Multi-echo pepolar fieldmaps BIDS spec/SDCFlows grayzone

Hey folks, I’ve been following this discussion with a lot of interest and not a lot of experience with distortion correction. I’ll share some insights. For context, I have dataset A (n=183) with multi-echo rest and single-echo fieldmaps (dir-AP_epi.nii.gz, dir-PA_epi.nii.gz) and dataset B (n=1) with multi-echo rest (dir-AP) and one multi-echo fieldmap encoded in the opposite direction (dir-PA).

  1. For dataset A, I compared fmriprep + tedana classification with and without distortion correction. I used the default implementation by fmriprep - i.e., I did not follow the recommendation to do SDC after denoising. Using the AIC method for mapca, there was a decrease in the number of ignored components (on average, 9 to 6.5) and increase in the number of rejected components without big change in the total or accepted number of components or the % variance explained. My experience with these ignored components is that some are clearly non-BOLD and some are BOLD-ish. I haven’t systematically evaluated if the former are those that seem to be “reclassified” or know how much change to expect just by re-running tedana regardless of SDC or not.

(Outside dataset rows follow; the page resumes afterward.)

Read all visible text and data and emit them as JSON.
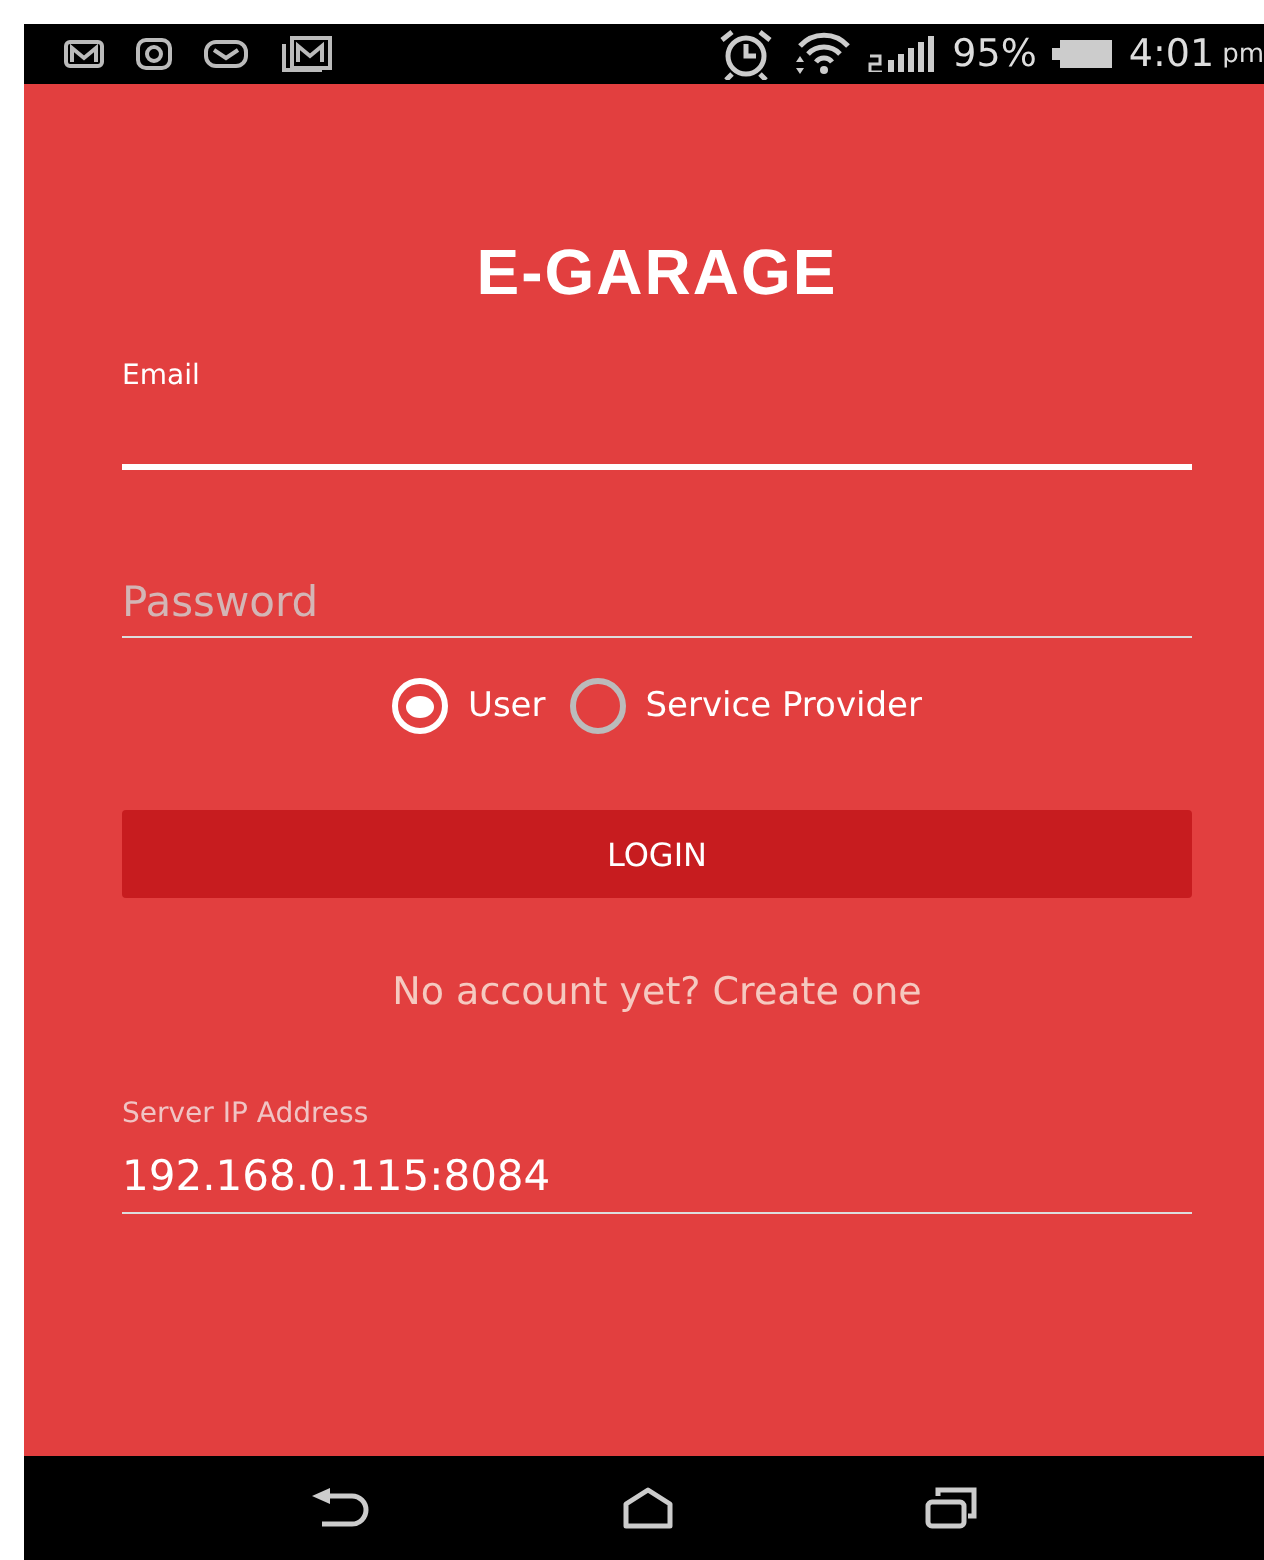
{
  "status_bar": {
    "battery": "95%",
    "time": "4:01",
    "time_suffix": "pm"
  },
  "title": "E-GARAGE",
  "email": {
    "label": "Email",
    "focused": true
  },
  "password": {
    "placeholder": "Password",
    "focused": false
  },
  "roles": [
    {
      "label": "User",
      "selected": true
    },
    {
      "label": "Service Provider",
      "selected": false
    }
  ],
  "login_button": "LOGIN",
  "signup_link": "No account yet? Create one",
  "server": {
    "label": "Server IP Address",
    "value": "192.168.0.115:8084"
  }
}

  2. As @bpinsard noted above, my understanding of the fMRIprep logs for dataset A is that SDC is being done to each echo separately based on the same AP/PA fmap pair. In dataset B that has a multi-echo fieldmap, it pairs the dir-AP rest echo with it’s corresponding dir-PA fieldmap. Based on the rationale others have given, it seems the approach in dataset A might be slightly more advantageous in terms of having more consistent effect across echoes, right?